Sehgal, himself, had experienced the pain and agony of the Partition, and this emotion found a way into his evocative sculptures. “A work like Anguished Cries(bronze, 1971), for example, isan amalgamation of distressed faces, where the welded heads with wide open mouths create a united expression of a conjoined scream,” adds Dalmia. The work depicts an accumulated tragedy. A similar pathos can be seen in Cries Unheard (bronze, 1958), which features outstretched forms of a man, woman and child, raising their arms in outcry against their desolate conditions, explains Dalmia.
Other essays in the book include an account of Sehgal’s time at Luxembourg penned by his son, Raman Sehgal, who calls the country “his second home”. An article titled Music in Plastic Form, authored by Prof. PN Mago, that was first published in The Financial Express in 1991 has been reproduced in the book. It emphasises on Sehgal’s unique ability to create fluid and sensuous forms using some of the most rigid material like wood, stone, and metal. Then there is an edited transcript of a candid interaction with Rajiv Mehrotra, a friend of Sehgal’s.

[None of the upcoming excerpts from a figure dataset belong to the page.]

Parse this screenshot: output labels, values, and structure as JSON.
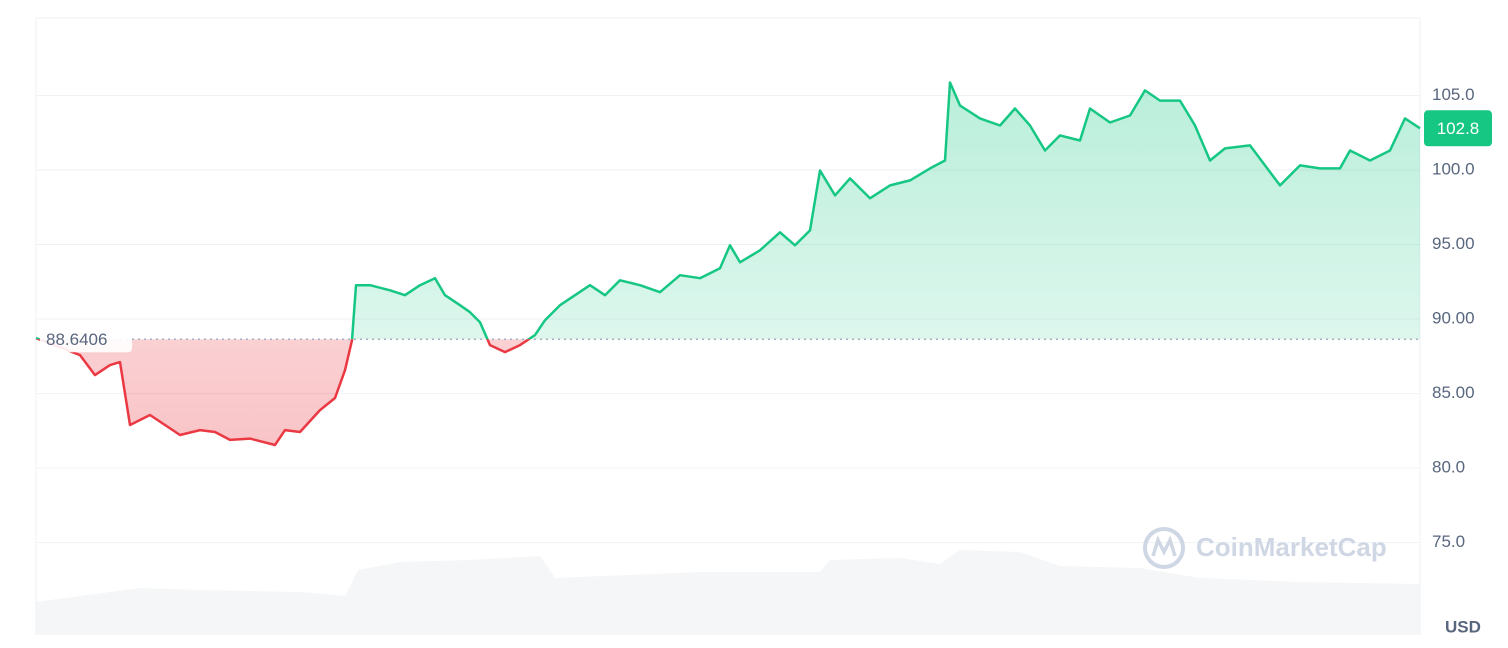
{
  "chart_data": {
    "type": "line",
    "x": [
      0,
      44,
      59,
      74,
      84,
      94,
      114,
      129,
      144,
      164,
      179,
      194,
      214,
      239,
      249,
      264,
      284,
      299,
      309,
      316,
      320,
      334,
      354,
      369,
      384,
      399,
      409,
      424,
      434,
      444,
      454,
      469,
      484,
      499,
      509,
      524,
      539,
      554,
      569,
      584,
      604,
      624,
      644,
      664,
      684,
      694,
      704,
      724,
      744,
      759,
      774,
      784,
      799,
      814,
      834,
      854,
      874,
      894,
      909,
      914,
      924,
      944,
      964,
      979,
      994,
      1009,
      1024,
      1044,
      1054,
      1074,
      1094,
      1109,
      1124,
      1144,
      1159,
      1174,
      1189,
      1214,
      1229,
      1244,
      1264,
      1284,
      1304,
      1314,
      1334,
      1354,
      1369,
      1384
    ],
    "values": [
      88.72,
      87.58,
      86.24,
      86.91,
      87.11,
      82.89,
      83.56,
      82.89,
      82.22,
      82.55,
      82.42,
      81.89,
      81.98,
      81.55,
      82.55,
      82.42,
      83.89,
      84.7,
      86.57,
      88.58,
      92.27,
      92.27,
      91.93,
      91.6,
      92.27,
      92.74,
      91.6,
      90.93,
      90.46,
      89.79,
      88.25,
      87.78,
      88.25,
      88.92,
      89.92,
      90.93,
      91.6,
      92.27,
      91.6,
      92.6,
      92.27,
      91.8,
      92.94,
      92.74,
      93.41,
      94.95,
      93.81,
      94.61,
      95.82,
      94.95,
      95.95,
      99.97,
      98.3,
      99.44,
      98.1,
      98.97,
      99.3,
      100.11,
      100.64,
      105.87,
      104.33,
      103.46,
      102.99,
      104.13,
      102.99,
      101.31,
      102.32,
      101.98,
      104.13,
      103.19,
      103.66,
      105.34,
      104.66,
      104.66,
      102.99,
      100.64,
      101.45,
      101.65,
      100.31,
      98.97,
      100.31,
      100.11,
      100.11,
      101.31,
      100.64,
      101.31,
      103.46,
      102.8
    ],
    "xlim": [
      0,
      1384
    ],
    "ylim": [
      68.8,
      110.2
    ],
    "yticks": [
      {
        "value": 75,
        "label": "75.0"
      },
      {
        "value": 80,
        "label": "80.0"
      },
      {
        "value": 85,
        "label": "85.00"
      },
      {
        "value": 90,
        "label": "90.00"
      },
      {
        "value": 95,
        "label": "95.00"
      },
      {
        "value": 100,
        "label": "100.0"
      },
      {
        "value": 105,
        "label": "105.0"
      }
    ],
    "baseline": 88.6406,
    "last_price": 102.8,
    "up_color": "#16c784",
    "down_color": "#ea3943",
    "grid": true,
    "currency": "USD",
    "watermark": "CoinMarketCap"
  }
}
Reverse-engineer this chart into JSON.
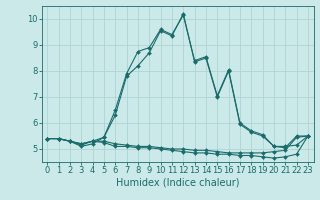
{
  "xlabel": "Humidex (Indice chaleur)",
  "ylabel": "",
  "xlim": [
    -0.5,
    23.5
  ],
  "ylim": [
    4.5,
    10.5
  ],
  "xticks": [
    0,
    1,
    2,
    3,
    4,
    5,
    6,
    7,
    8,
    9,
    10,
    11,
    12,
    13,
    14,
    15,
    16,
    17,
    18,
    19,
    20,
    21,
    22,
    23
  ],
  "yticks": [
    5,
    6,
    7,
    8,
    9,
    10
  ],
  "bg_color": "#cce9e9",
  "grid_color": "#aed4d4",
  "line_color": "#1a6b6b",
  "lines": [
    [
      5.4,
      5.4,
      5.3,
      5.2,
      5.3,
      5.25,
      5.1,
      5.1,
      5.05,
      5.05,
      5.0,
      4.95,
      4.9,
      4.85,
      4.85,
      4.8,
      4.8,
      4.75,
      4.75,
      4.7,
      4.65,
      4.7,
      4.8,
      5.5
    ],
    [
      5.4,
      5.4,
      5.3,
      5.2,
      5.3,
      5.3,
      5.2,
      5.15,
      5.1,
      5.1,
      5.05,
      5.0,
      5.0,
      4.95,
      4.95,
      4.9,
      4.85,
      4.85,
      4.85,
      4.85,
      4.9,
      4.95,
      5.45,
      5.5
    ],
    [
      5.4,
      5.4,
      5.3,
      5.15,
      5.3,
      5.45,
      6.3,
      7.8,
      8.2,
      8.7,
      9.55,
      9.35,
      10.2,
      8.35,
      8.5,
      7.0,
      8.0,
      5.95,
      5.65,
      5.5,
      5.1,
      5.05,
      5.5,
      5.5
    ],
    [
      5.4,
      5.4,
      5.3,
      5.1,
      5.2,
      5.45,
      6.5,
      7.9,
      8.75,
      8.9,
      9.6,
      9.4,
      10.15,
      8.4,
      8.55,
      7.05,
      8.05,
      6.0,
      5.7,
      5.55,
      5.1,
      5.1,
      5.15,
      5.5
    ]
  ],
  "tick_fontsize": 6.0,
  "xlabel_fontsize": 7.0
}
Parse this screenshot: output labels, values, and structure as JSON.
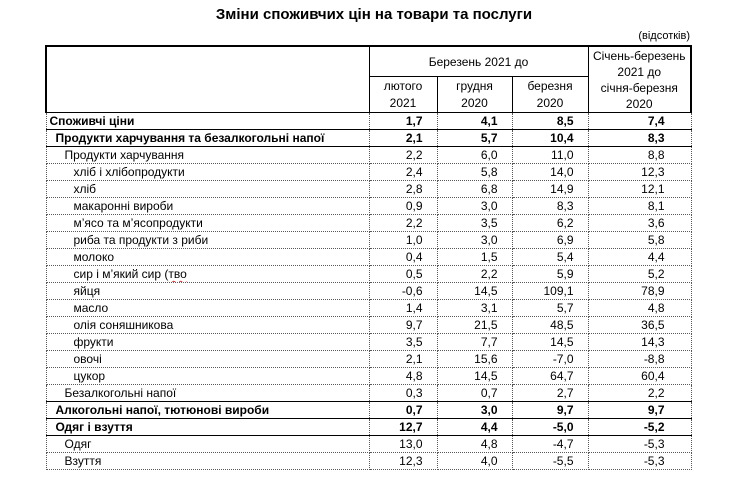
{
  "title": "Зміни споживчих цін на товари та послуги",
  "unit_note": "(відсотків)",
  "colors": {
    "text": "#000000",
    "background": "#ffffff",
    "spellcheck_underline": "#e03030",
    "solid_border": "#000000",
    "dotted_border": "#595959"
  },
  "table": {
    "group_header": "Березень 2021 до",
    "sub_headers": [
      [
        "лютого",
        "2021"
      ],
      [
        "грудня",
        "2020"
      ],
      [
        "березня",
        "2020"
      ]
    ],
    "last_col_lines": [
      "Січень-березень",
      "2021 до",
      "січня-березня",
      "2020"
    ],
    "rows": [
      {
        "label": "Споживчі ціни",
        "level": 0,
        "bold": true,
        "solid_bottom": true,
        "values": [
          "1,7",
          "4,1",
          "8,5",
          "7,4"
        ]
      },
      {
        "label": "Продукти харчування  та безалкогольні напої",
        "level": 1,
        "bold": true,
        "solid_bottom": true,
        "values": [
          "2,1",
          "5,7",
          "10,4",
          "8,3"
        ]
      },
      {
        "label": "Продукти харчування",
        "level": 2,
        "bold": false,
        "solid_bottom": false,
        "values": [
          "2,2",
          "6,0",
          "11,0",
          "8,8"
        ]
      },
      {
        "label": "хліб і хлібопродукти",
        "level": 3,
        "bold": false,
        "solid_bottom": false,
        "values": [
          "2,4",
          "5,8",
          "14,0",
          "12,3"
        ]
      },
      {
        "label": "хліб",
        "level": 3,
        "bold": false,
        "solid_bottom": false,
        "values": [
          "2,8",
          "6,8",
          "14,9",
          "12,1"
        ]
      },
      {
        "label": "макаронні вироби",
        "level": 3,
        "bold": false,
        "solid_bottom": false,
        "values": [
          "0,9",
          "3,0",
          "8,3",
          "8,1"
        ]
      },
      {
        "label": "м’ясо та м’ясопродукти",
        "level": 3,
        "bold": false,
        "solid_bottom": false,
        "values": [
          "2,2",
          "3,5",
          "6,2",
          "3,6"
        ]
      },
      {
        "label": "риба та продукти з риби",
        "level": 3,
        "bold": false,
        "solid_bottom": false,
        "values": [
          "1,0",
          "3,0",
          "6,9",
          "5,8"
        ]
      },
      {
        "label": "молоко",
        "level": 3,
        "bold": false,
        "solid_bottom": false,
        "values": [
          "0,4",
          "1,5",
          "5,4",
          "4,4"
        ]
      },
      {
        "label": "сир і м’який сир (",
        "spellcheck": "тво",
        "level": 3,
        "bold": false,
        "solid_bottom": false,
        "values": [
          "0,5",
          "2,2",
          "5,9",
          "5,2"
        ]
      },
      {
        "label": "яйця",
        "level": 3,
        "bold": false,
        "solid_bottom": false,
        "values": [
          "-0,6",
          "14,5",
          "109,1",
          "78,9"
        ]
      },
      {
        "label": "масло",
        "level": 3,
        "bold": false,
        "solid_bottom": false,
        "values": [
          "1,4",
          "3,1",
          "5,7",
          "4,8"
        ]
      },
      {
        "label": "олія соняшникова",
        "level": 3,
        "bold": false,
        "solid_bottom": false,
        "values": [
          "9,7",
          "21,5",
          "48,5",
          "36,5"
        ]
      },
      {
        "label": "фрукти",
        "level": 3,
        "bold": false,
        "solid_bottom": false,
        "values": [
          "3,5",
          "7,7",
          "14,5",
          "14,3"
        ]
      },
      {
        "label": "овочі",
        "level": 3,
        "bold": false,
        "solid_bottom": false,
        "values": [
          "2,1",
          "15,6",
          "-7,0",
          "-8,8"
        ]
      },
      {
        "label": "цукор",
        "level": 3,
        "bold": false,
        "solid_bottom": false,
        "values": [
          "4,8",
          "14,5",
          "64,7",
          "60,4"
        ]
      },
      {
        "label": "Безалкогольні напої",
        "level": 2,
        "bold": false,
        "solid_bottom": true,
        "values": [
          "0,3",
          "0,7",
          "2,7",
          "2,2"
        ]
      },
      {
        "label": "Алкогольні напої, тютюнові вироби",
        "level": 1,
        "bold": true,
        "solid_bottom": true,
        "values": [
          "0,7",
          "3,0",
          "9,7",
          "9,7"
        ]
      },
      {
        "label": "Одяг і взуття",
        "level": 1,
        "bold": true,
        "solid_bottom": true,
        "values": [
          "12,7",
          "4,4",
          "-5,0",
          "-5,2"
        ]
      },
      {
        "label": "Одяг",
        "level": 2,
        "bold": false,
        "solid_bottom": false,
        "values": [
          "13,0",
          "4,8",
          "-4,7",
          "-5,3"
        ]
      },
      {
        "label": "Взуття",
        "level": 2,
        "bold": false,
        "solid_bottom": false,
        "values": [
          "12,3",
          "4,0",
          "-5,5",
          "-5,3"
        ]
      }
    ]
  }
}
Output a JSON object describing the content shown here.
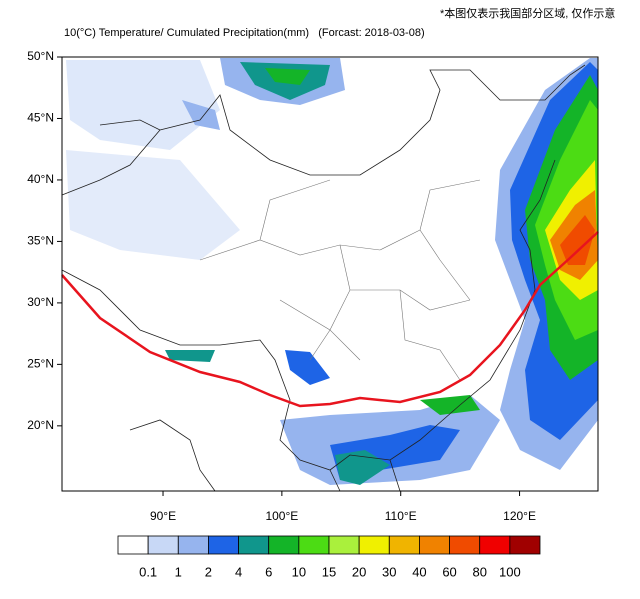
{
  "chart_data": {
    "type": "map",
    "title": "10(°C) Temperature/ Cumulated Precipitation(mm)   (Forcast: 2018-03-08)",
    "note": "*本图仅表示我国部分区域, 仅作示意",
    "xlim": [
      81.5,
      126.6
    ],
    "ylim": [
      14.7,
      50
    ],
    "xticks": [
      {
        "value": 90,
        "label": "90°E"
      },
      {
        "value": 100,
        "label": "100°E"
      },
      {
        "value": 110,
        "label": "110°E"
      },
      {
        "value": 120,
        "label": "120°E"
      }
    ],
    "yticks": [
      {
        "value": 20,
        "label": "20°N"
      },
      {
        "value": 25,
        "label": "25°N"
      },
      {
        "value": 30,
        "label": "30°N"
      },
      {
        "value": 35,
        "label": "35°N"
      },
      {
        "value": 40,
        "label": "40°N"
      },
      {
        "value": 45,
        "label": "45°N"
      },
      {
        "value": 50,
        "label": "50°N"
      }
    ],
    "colorbar": {
      "levels": [
        0.1,
        1,
        2,
        4,
        6,
        10,
        15,
        20,
        30,
        40,
        60,
        80,
        100
      ],
      "colors": [
        "#ffffff",
        "#c8d8f6",
        "#96b4ee",
        "#1e64e6",
        "#10968c",
        "#14b428",
        "#4cdc14",
        "#aaf03c",
        "#f0f000",
        "#f0b400",
        "#f08200",
        "#f04b00",
        "#f00000",
        "#a00000"
      ]
    }
  }
}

It provides precious insights into the thought process and concerns of the artist. They discuss the ‘agony’ of art making, role of public art in society, and his belief in intellectual freedom.
Row has been closely involved with both curating the family collection of Sehgal’s work for the museum, and also in planning the publication. “The journey of putting together multiple voices has given us the opportunity to convey to our readers the variety in his work—the multiple mediums he worked with, the aspects he covered in his art. For an artist to do all this in a single lifetime is so rare,” she says. The idea was to rebuild the personality of a man forgotten.“We have reprinted his poetry from his personal journals to make the book as authentic as possible. You get to know him better, and as a result, his art too,” she adds.
For the artist's younger son, Rajan, the Amar Nath Private Collection is an initiative close to his heart—one that began after the passing of his father. The book and the museum are intended to preserve his legacy. “We want these to inspire people, especially young artists and students. We have conducted workshops and seminars for school students so far,” he says.
Sehgal was popularly known as an ambassador of peace. This became the context of his work itself, often originating from personal tragedies of violence and disharmony. “Art was a cathartic practice for him, more than a profession. It was his way of making sense of pain, and that made him a universal artist,” says Row.